The race to green London’s infrastructure is very much on

Solar panels being installed at Blackfriars Bridge. Photo credit: Solarcentury.

By Anders Lorenzen


As a Londoner, you would be excused if solar power was a fairly abstract concept.


Whilst solar power has flourished in many parts of the UK, London has lagged behind for many years due to the complexity of operating in urban environments and the prevalence of rented accommodation. Last year, Green Party London Assembly member Jenny Jones released a report concluding that the London region has the lowest uptake of solar power in mainland UK, with only one in 260 households investing in solar installations as opposed to the South West where one in 32 households have gone solar.


Bucking the trend, one of the world’s largest solar companies, Solarcentury, in January 2014 boldly officially unveiled the world’s largest solar bridge in London. An impressive total of 4,400 solar panels were mounted on the newly modernised Blackfriars railway station, estimated to be able to supply up to 50% of the station’s energy needs.

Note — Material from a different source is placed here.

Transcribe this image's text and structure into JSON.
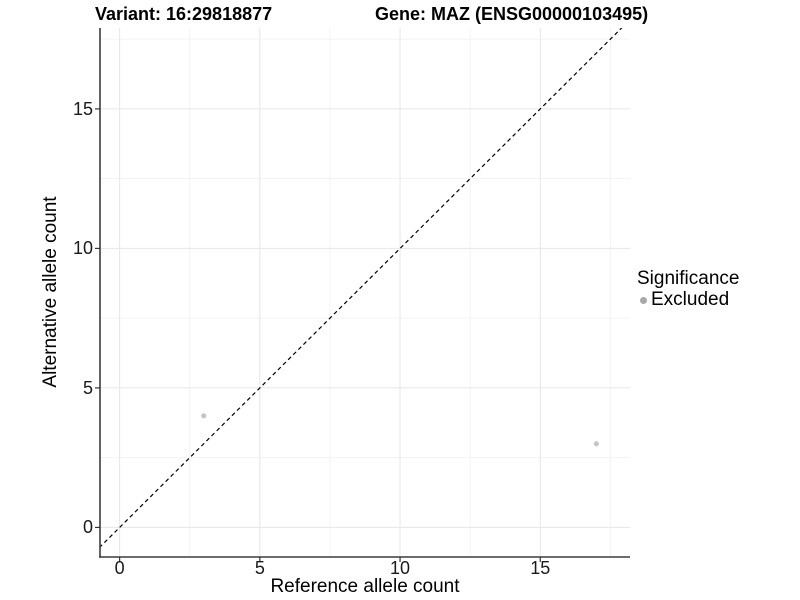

A year and a half down the line, how have the panels performed and have they met expectations? Donna Mitchell from Network Rail told me that according to the latest readings available, the panels generated 865 megawatt hours (MWh) of clean energy between September 2013 – July 2014, which equated to 25% of the station’s energy needs. However when I put to her why it was 25% and not 50% as previously stated, she explained that at peak times (days with most sunshine hours) it indeed produced 50% of the stations electricity, but balanced across the year it averages to 25%.


To put this into perspective how much electricity that is, it equates to the average yearly electricity usage of approximately 207 UK homes or 80,000 cups of tea a day.


Network Rail have in fact set themselves the target of reducing their carbon intensity with 14% by 2019, which means the race to green London’s railway stations is very much on.


In 2012, Kings Cross railway station also received a solar facelift. In this case, solar cells were integrated into 1392 glass laminate roof units. Whilst this project generates 175 MWh per year, this only equates roughly a fifth of the energy generated by the Blackfriars project. Between these two railway infrastructure projects, both have shaved an impressive 100 and 500 tons, respectively, off London’s CO2 emissions.


Surprisingly, it was actually in the City of London that the first large scale London solar project was born. In 2011, the Heron Tower, then the tallest building in the City of London, also integrated solar cells into laminated glass in window panels. Heron Tower currently produces 92.5 MWh of energy a year, just over half of what the Kings Cross installation produces.


And further to this, my sources tell me that another large scale London solar project will be announced this summer.


Maybe solar cells integrated in windows could be a feature Londoners could enjoy more off in years to come? Scientists have already produced transparent solar cells barely noticeable to the naked eye, which are becoming increasingly commercially viable by the day. These types of solar cells could be installed in windows across the city and completely revolutionise how solar power is used.

Whilst the residential solar revolution has so far struggled to take off in London, technological breakthroughs and ambitious solar projects could be starting to remove London from the bottom of the UK’s solar league table.